Wells: Remittance Slice Is Growing, Even if Pie Isn't

MIAMI — Despite a slowdown in the growth of international remittance volumes that began last year, Wells Fargo & Co. said its remittance business achieved triple-digit growth in the 12 months through May, reflecting what it sees as an ongoing shift to banks from nonbank providers.

Daniel Ayala, the $540 billion-asset San Francisco banking company's senior vice president for global remittance services, said in an interview Monday that despite adverse economic conditions, "we continue to see limited to no disruption to our activity."

At a conference on financial services for the underbanked Tuesday, Mr. Ayala said that banks' role in the market has been growing.

"Most major banks either have a program in place, they're optimizing the program they have, or they're about to implement one," he said.

"In two or three years, we'll see just about every bank with this product. It will be a standard product offering."

However, he also said that "remittance companies are" not "necessarily losing share to the banks. … The market is integrating itself. You do see banks working with remittance companies. You see banks white-labeling" — outsourcing the work and marketing the service in their names.

In his presentation at the Underbanked Financial Services Forum, a conference in Miami sponsored by SourceMedia Inc. (the parent company of American Banker) and the Center for Financial Services Innovation (a nonprofit affiliate of Chicago's ShoreBank Corp.), Mr. Ayala said Wells' remittance volume had grown at a compound annual rate of 104.5% during the three years through 2007. During the 12 months that ended in May, its volume grew 106%.

He would not disclose absolute numbers. A Wells spokeswoman said year-over-year growth in the three months through May was similar.

Mr. Ayala cited an April forecast from the Inter-American Development Bank that remittances from the United States to Latin America would be flat this year at $45.9 billion (with more than half going to Mexico) and a World Bank estimate that worldwide remittances grew 7% last year, to $318 billion.

In terms of transaction volume, cash-to-cash remittances have been "the sweet spot of this business," Mr. Ayala said. Account-to-account transfers have made up about 5% of the market, he said.

But Wells Fargo has focused on account-to-cash transfers because the approach gives it a relationship with the party who sends the money.

In general, he said, "Because of the stress the market is facing in growth and in pricing … there is a trend to shift from a transaction focus to a relationship focus."

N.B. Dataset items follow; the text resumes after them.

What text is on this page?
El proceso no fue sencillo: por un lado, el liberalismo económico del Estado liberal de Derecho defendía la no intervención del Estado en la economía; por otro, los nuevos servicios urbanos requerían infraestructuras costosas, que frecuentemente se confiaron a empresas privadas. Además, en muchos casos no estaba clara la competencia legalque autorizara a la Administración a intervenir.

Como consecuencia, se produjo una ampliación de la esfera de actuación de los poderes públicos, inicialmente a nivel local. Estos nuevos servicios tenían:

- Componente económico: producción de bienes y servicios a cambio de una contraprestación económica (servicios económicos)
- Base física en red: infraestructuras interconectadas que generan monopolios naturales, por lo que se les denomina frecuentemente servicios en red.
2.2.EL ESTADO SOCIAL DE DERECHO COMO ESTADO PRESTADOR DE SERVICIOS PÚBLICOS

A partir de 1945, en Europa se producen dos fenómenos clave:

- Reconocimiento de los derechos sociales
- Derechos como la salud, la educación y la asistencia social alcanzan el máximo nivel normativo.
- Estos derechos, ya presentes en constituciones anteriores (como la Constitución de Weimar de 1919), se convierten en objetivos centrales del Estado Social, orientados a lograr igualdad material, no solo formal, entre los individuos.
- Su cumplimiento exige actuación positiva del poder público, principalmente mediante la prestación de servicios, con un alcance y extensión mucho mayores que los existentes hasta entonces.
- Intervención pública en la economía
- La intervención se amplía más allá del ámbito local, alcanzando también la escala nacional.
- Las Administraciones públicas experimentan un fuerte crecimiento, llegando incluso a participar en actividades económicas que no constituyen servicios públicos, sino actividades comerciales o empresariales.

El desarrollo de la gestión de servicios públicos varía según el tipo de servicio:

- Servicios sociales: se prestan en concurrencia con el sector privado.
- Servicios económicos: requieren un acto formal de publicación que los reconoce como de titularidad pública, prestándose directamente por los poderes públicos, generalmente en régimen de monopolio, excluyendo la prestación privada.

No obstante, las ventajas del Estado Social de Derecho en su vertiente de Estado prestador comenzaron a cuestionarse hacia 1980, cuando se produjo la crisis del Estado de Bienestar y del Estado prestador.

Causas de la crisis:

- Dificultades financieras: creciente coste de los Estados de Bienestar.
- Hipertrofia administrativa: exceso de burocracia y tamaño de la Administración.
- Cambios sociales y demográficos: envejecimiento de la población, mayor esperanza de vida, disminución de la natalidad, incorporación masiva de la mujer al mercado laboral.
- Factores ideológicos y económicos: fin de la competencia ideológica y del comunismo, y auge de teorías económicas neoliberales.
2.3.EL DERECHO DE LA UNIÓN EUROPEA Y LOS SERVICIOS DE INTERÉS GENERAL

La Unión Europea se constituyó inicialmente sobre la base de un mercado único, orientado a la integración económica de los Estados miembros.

According to a slide accompanying his presentation, from 2004 to this year the share of the remittance market controlled by banks and credit unions more than tripled, to 26%. Over the same period, remittance companies' share declined by 20 percentage points, to 58%. (The figures are based on surveys of immigrants from Latin America by Bendixen & Associates, a public opinion research firm based in Miami that focuses on Hispanics.)

He gave several reasons for the shift, including tighter regulation; consolidation, sometimes through the acquisition of U.S. banks and remittance companies by foreign banks; and remittance companies forming alliances with certain U.S. banks.

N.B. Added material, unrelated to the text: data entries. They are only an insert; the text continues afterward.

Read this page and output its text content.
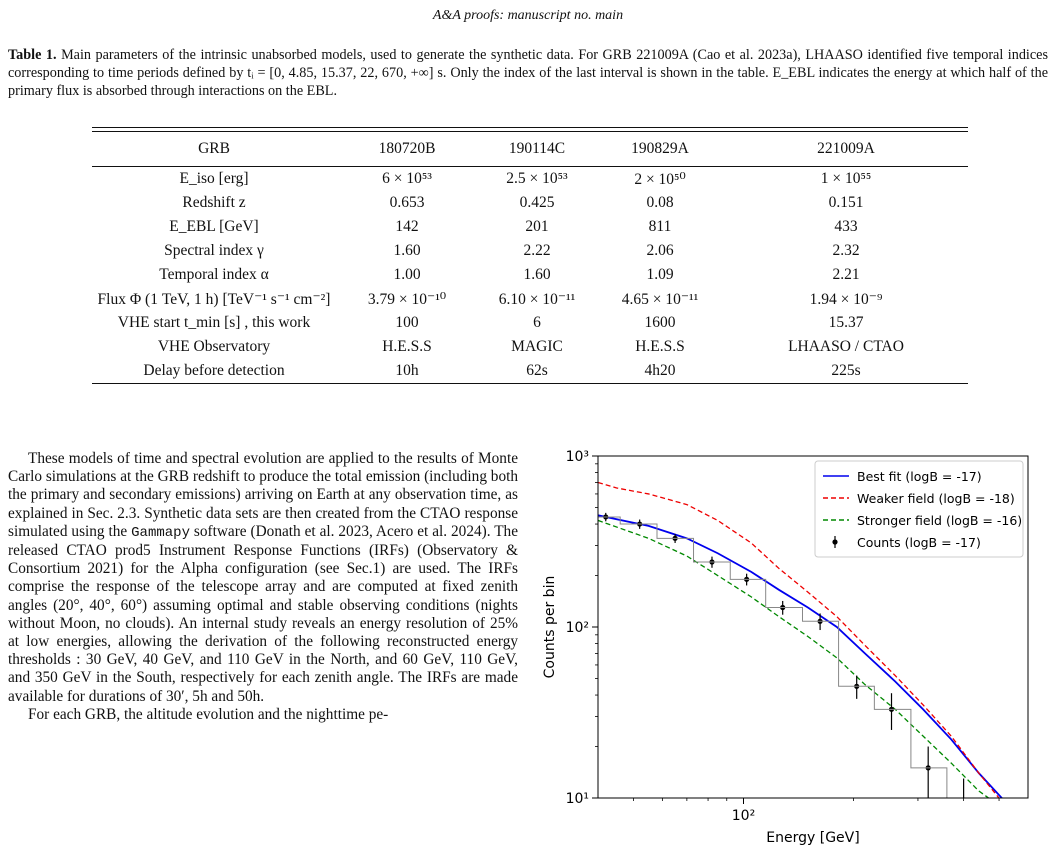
A&A proofs: manuscript no. main
Table 1. Main parameters of the intrinsic unabsorbed models, used to generate the synthetic data. For GRB 221009A (Cao et al. 2023a), LHAASO identified five temporal indices corresponding to time periods defined by tᵢ = [0, 4.85, 15.37, 22, 670, +∞] s. Only the index of the last interval is shown in the table. E_EBL indicates the energy at which half of the primary flux is absorbed through interactions on the EBL.
GRB	180720B	190114C	190829A	221009A
E_iso [erg]	6 × 10⁵³	2.5 × 10⁵³	2 × 10⁵⁰	1 × 10⁵⁵
Redshift z	0.653	0.425	0.08	0.151
E_EBL [GeV]	142	201	811	433
Spectral index γ	1.60	2.22	2.06	2.32
Temporal index α	1.00	1.60	1.09	2.21
Flux Φ (1 TeV, 1 h) [TeV⁻¹ s⁻¹ cm⁻²]	3.79 × 10⁻¹⁰	6.10 × 10⁻¹¹	4.65 × 10⁻¹¹	1.94 × 10⁻⁹
VHE start t_min [s] , this work	100	6	1600	15.37
VHE Observatory	H.E.S.S	MAGIC	H.E.S.S	LHAASO / CTAO
Delay before detection	10h	62s	4h20	225s

These models of time and spectral evolution are applied to the results of Monte Carlo simulations at the GRB redshift to produce the total emission (including both the primary and secondary emissions) arriving on Earth at any observation time, as explained in Sec. 2.3. Synthetic data sets are then created from the CTAO response simulated using the Gammapy software (Donath et al. 2023, Acero et al. 2024). The released CTAO prod5 Instrument Response Functions (IRFs) (Observatory & Consortium 2021) for the Alpha configuration (see Sec.1) are used. The IRFs comprise the response of the telescope array and are computed at fixed zenith angles (20°, 40°, 60°) assuming optimal and stable observing conditions (nights without Moon, no clouds). An internal study reveals an energy resolution of 25% at low energies, allowing the derivation of the following reconstructed energy thresholds : 30 GeV, 40 GeV, and 110 GeV in the North, and 60 GeV, 110 GeV, and 350 GeV in the South, respectively for each zenith angle. The IRFs are made available for durations of 30′, 5h and 50h.

For each GRB, the altitude evolution and the nighttime pe-

10¹
10²
10³
10²
Energy [GeV]
Counts per bin
Best fit (logB = -17)
Weaker field (logB = -18)
Stronger field (logB = -16)
Counts (logB = -17)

In the interview, Mr. Ayala said that Wells Fargo's base charge for remittances to Mexico is $5 but it waives the fee for account holders with high balances. According to a January report by the Washington nonprofit Appleseed, the average cost to send $200 to Mexico in 2005 was $12.

Wells entered the remittance business in 1994 and made significant investments in it during the last five years, Mr. Ayala said. "We are at a point where we are running a more mature business now." (Aside from Mexico, it also offers remittances to El Salvador, Guatemala, China, Vietnam, India, and the Philippines.)

Remittance customers are particularly attractive, he said, because they typically use more Wells Fargo products than the company's customers overall (who average 5.6 products), and because they tend to stay with its products longer.

Also, immigrant households are appealing because the growth rate in the "purchasing power" of "both Latino and Asian households far exceeds the purchasing power growth of the mainstream population," Mr. Ayala said.

In addition to the growing population of immigrants, "they're younger, the households are larger, and typically they are in their life stage where they may be about to buy their first car, their first home, start investing, start saving, thinking about their child's education," he said.

"Their need for financial services is high right now and increasing."

Also, though remittance is a point of introduction to some customers, in a large number of cases potential customers already have accounts that have been opened using matricula consular and other ID cards issued by embassies, Mr. Ayala said.

Observers have attributed the deceleration in remittance growth to the economic slowdown in the United States and immigration enforcement actions. Mr. Ayala said he believes "the primary reason is the economic situation in the U.S."

He cited a study published last week by the Pew Hispanic Institute that found "Mexican immigrants have suffered the effects of the construction downturn most keenly."